3. Identifying likely triggers that may be adding to inflammation or immune dysregulation.

4. Creating a phased plan so changes are manageable and progress can be monitored over time.

5. Adjusting the strategy based on response rather than forcing a one-size-fits-all routine.

For many patients, that kind of structure feels more sustainable. It replaces guesswork with a plan and helps people focus on the changes most likely to support their everyday well-being.

Building a sustainable long-term support plan

The most effective autoimmune condition support is rarely dramatic. More often, it is consistent, personalized, and grounded in realistic expectations. Progress may look like fewer flare days, better energy in the afternoon, improved digestion, more stable sleep, or a better sense of control over symptoms. Those changes matter, especially when they build over months rather than days.

A strong long-term plan usually includes a short list of non-negotiables: regular meals that support stable energy, enough sleep to recover, movement that fits current capacity, and a process for noticing patterns before symptoms escalate. It also helps to revisit the plan periodically. The body changes, seasons change, stress levels change, and support strategies should evolve as well.

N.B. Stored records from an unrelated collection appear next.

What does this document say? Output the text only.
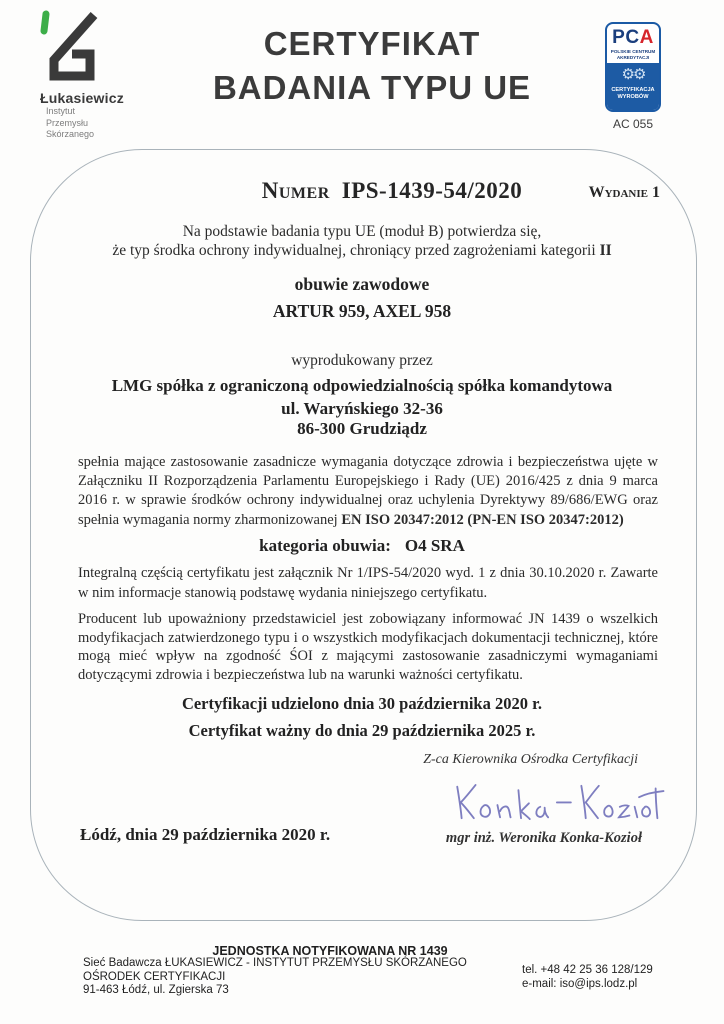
Łukasiewicz
Instytut
Przemysłu
Skórzanego
CERTYFIKAT
BADANIA TYPU UE
PCA
POLSKIE CENTRUM
AKREDYTACJI
⚙⚙
CERTYFIKACJA
WYROBÓW
AC 055
Numer IPS-1439-54/2020	Wydanie 1
Na podstawie badania typu UE (moduł B) potwierdza się,
że typ środka ochrony indywidualnej, chroniący przed zagrożeniami kategorii II
obuwie zawodowe
ARTUR 959, AXEL 958
wyprodukowany przez
LMG spółka z ograniczoną odpowiedzialnością spółka komandytowa
ul. Waryńskiego 32-36
86-300 Grudziądz
spełnia mające zastosowanie zasadnicze wymagania dotyczące zdrowia i bezpieczeństwa ujęte w Załączniku II Rozporządzenia Parlamentu Europejskiego i Rady (UE) 2016/425 z dnia 9 marca 2016 r. w sprawie środków ochrony indywidualnej oraz uchylenia Dyrektywy 89/686/EWG oraz spełnia wymagania normy zharmonizowanej EN ISO 20347:2012 (PN-EN ISO 20347:2012)
kategoria obuwia: O4 SRA
Integralną częścią certyfikatu jest załącznik Nr 1/IPS-54/2020 wyd. 1 z dnia 30.10.2020 r. Zawarte w nim informacje stanowią podstawę wydania niniejszego certyfikatu.
Producent lub upoważniony przedstawiciel jest zobowiązany informować JN 1439 o wszelkich modyfikacjach zatwierdzonego typu i o wszystkich modyfikacjach dokumentacji technicznej, które mogą mieć wpływ na zgodność ŚOI z mającymi zastosowanie zasadniczymi wymaganiami dotyczącymi zdrowia i bezpieczeństwa lub na warunki ważności certyfikatu.
Certyfikacji udzielono dnia 30 października 2020 r.
Certyfikat ważny do dnia 29 października 2025 r.
Z-ca Kierownika Ośrodka Certyfikacji
Łódź, dnia 29 października 2020 r.	mgr inż. Weronika Konka-Kozioł
JEDNOSTKA NOTYFIKOWANA NR 1439
Sieć Badawcza ŁUKASIEWICZ - INSTYTUT PRZEMYSŁU SKÓRZANEGO
OŚRODEK CERTYFIKACJI
91-463 Łódź, ul. Zgierska 73
tel. +48 42 25 36 128/129
e-mail: iso@ips.lodz.pl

At Clark Wellness, the value of functional medicine lies in this kind of ongoing, individualized guidance. Instead of treating health as a checklist, the work centers on understanding the person behind the symptoms and helping them move forward with clarity. For anyone looking for autoimmune condition support that is practical, rooted in whole-person care, and designed for real life, that approach can be a meaningful place to begin.